Israel’s experience in both the south and the north has reinforced this lesson. Hamas turned the Gaza Strip into a fortified terror enclave after Israel’s withdrawal in 2005. Hezbollah has embedded itself in Lebanon while building one of the world’s most heavily armed nonstate military forces.
Ballistic missiles threaten every corner of Israel—from Tel Aviv to Jerusalem to Eilat to Haifa. Iran’s broader “ring of fire” strategy, using proxies in Gaza, Lebanon, Yemen, Syria and Iraq, is designed not merely to threaten Israel militarily, but to exhaust it psychologically.
The goal is not only to damage infrastructure or force tactical concessions, but to make normal life feel impossible. It is to convince Israelis that no border is quiet, no home is safe, and no civilian routine is beyond the reach of terror.
This is why Israelis cannot depend on diplomatic language alone. They don’t need abstract assurances. They need a new security reality. They need to know that the ability of Hezbollah, Hamas, Iran and Palestinians in Judea and Samaria to threaten their homes, schools and roads has been decisively reduced. They need to see that Israel has restored not only deterrence, but credibility.
The issue is not whether Israelis are courageous enough to endure hardships; they have already demonstrated extraordinary resilience. The issue is whether a democratic state can ask its citizens to resume life under conditions that no reasonable society would accept as normal.
Here, Western policymakers must confront an uncomfortable truth. Any diplomatic arrangement that looks acceptable in Washington, Paris or Brussels, but is not trusted by the people who must live next to eliminationist forces, will not be sustainable. Security arrangements must be judged by whether they allow families to actually feel safe in their homes and communities.

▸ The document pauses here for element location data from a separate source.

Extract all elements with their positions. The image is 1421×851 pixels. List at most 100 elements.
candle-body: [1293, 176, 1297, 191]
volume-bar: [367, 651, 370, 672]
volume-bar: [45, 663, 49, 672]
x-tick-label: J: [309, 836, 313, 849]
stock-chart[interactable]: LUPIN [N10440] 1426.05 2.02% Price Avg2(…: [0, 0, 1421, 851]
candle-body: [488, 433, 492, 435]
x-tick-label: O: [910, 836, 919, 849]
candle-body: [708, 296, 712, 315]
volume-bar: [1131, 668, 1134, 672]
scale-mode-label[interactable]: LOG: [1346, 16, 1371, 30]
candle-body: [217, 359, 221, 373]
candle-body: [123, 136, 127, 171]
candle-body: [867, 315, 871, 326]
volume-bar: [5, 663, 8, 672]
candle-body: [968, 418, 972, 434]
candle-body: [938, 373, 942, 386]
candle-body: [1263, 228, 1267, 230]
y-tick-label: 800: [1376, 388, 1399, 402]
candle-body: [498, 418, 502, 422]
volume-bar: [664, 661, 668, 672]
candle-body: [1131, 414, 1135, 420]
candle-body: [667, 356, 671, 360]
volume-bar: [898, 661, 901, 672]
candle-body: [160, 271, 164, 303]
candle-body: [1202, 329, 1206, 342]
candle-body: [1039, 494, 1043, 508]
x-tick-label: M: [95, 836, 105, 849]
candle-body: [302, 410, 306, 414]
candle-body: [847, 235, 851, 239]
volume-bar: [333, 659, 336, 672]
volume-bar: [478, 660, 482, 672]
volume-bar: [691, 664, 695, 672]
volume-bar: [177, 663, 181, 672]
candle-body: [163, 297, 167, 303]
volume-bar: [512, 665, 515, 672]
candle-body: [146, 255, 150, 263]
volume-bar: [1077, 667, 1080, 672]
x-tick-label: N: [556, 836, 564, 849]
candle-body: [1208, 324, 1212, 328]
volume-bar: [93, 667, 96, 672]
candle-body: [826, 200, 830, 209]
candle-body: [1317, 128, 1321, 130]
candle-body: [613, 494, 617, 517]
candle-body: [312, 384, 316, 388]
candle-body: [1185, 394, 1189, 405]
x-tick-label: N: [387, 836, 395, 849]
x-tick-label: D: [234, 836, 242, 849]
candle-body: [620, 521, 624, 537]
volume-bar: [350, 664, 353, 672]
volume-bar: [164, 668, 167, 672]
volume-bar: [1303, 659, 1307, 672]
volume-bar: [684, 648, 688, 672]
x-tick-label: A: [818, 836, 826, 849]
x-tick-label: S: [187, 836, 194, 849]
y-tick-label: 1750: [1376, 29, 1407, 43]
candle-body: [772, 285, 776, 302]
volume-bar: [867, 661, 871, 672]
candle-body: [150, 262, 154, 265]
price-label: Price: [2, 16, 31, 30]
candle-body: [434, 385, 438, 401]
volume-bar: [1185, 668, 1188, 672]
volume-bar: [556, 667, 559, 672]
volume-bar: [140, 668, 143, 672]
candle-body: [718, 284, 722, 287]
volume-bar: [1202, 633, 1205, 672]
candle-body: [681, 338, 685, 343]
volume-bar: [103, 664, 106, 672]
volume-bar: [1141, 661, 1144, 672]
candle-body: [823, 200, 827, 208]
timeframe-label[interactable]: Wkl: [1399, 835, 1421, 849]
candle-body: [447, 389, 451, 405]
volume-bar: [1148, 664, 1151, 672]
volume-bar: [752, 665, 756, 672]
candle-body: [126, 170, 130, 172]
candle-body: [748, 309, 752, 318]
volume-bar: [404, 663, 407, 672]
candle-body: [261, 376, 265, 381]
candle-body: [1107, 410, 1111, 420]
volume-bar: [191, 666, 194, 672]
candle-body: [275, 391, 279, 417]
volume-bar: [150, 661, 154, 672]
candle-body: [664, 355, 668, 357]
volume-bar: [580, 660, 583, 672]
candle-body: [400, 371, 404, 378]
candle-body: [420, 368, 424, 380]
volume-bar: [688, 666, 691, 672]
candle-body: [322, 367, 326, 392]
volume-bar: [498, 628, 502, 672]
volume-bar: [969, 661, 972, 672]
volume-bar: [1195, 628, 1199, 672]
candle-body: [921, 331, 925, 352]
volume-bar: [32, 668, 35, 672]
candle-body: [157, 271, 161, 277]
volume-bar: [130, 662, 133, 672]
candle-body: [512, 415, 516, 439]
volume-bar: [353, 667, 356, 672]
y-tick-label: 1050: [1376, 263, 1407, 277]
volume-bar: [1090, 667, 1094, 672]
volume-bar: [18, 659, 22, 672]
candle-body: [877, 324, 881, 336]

This requires a shift from imposed formulas to what might be called “sovereign consent.” The legitimacy of any border arrangement must begin with the lived reality of the citizens it is meant to protect. If the residents of Kiryat Shmona, Haifa, Tel Aviv, Jerusalem, Beersheva and Eilat cannot reasonably believe that their homes are safe, then the arrangement has failed, regardless of how persuasive it sounds in diplomatic briefings.
None of this means that diplomacy is irrelevant. On the contrary, diplomacy is essential. But diplomacy that ignores psychological reality will not produce security.
International guarantees, monitoring mechanisms and ceasefire understandings must be tied to enforceable outcomes: the removal of terror infrastructure, the prevention of rearmament, the distancing of armed forces from civilian communities and the restoration of Israeli civilian life. Most of all, it must guarantee that your enemy never has the state-sanctioned structure that would allow it to develop the means to end your existence.
In today’s psychological reality, it is not enough to ask what borders the international community prefers. The more urgent question is what borders Israelis can actually live behind. That question is strategic realism.
Israel is not seeking psychological comfort as a luxury. It is seeking the minimum condition for national life: the ability of citizens to live securely in their own homes.
After wars with Hamas, Hezbollah, Iran, the Houthis and Palestinian terrorists, the meaning of security has changed. Israel’s challenge is not only to draw lines on a map, but to ensure that those lines correspond to a reality that civilians can endure.
In the end, a defensible border is not defined by diplomats. It is validated by the people who live beside it.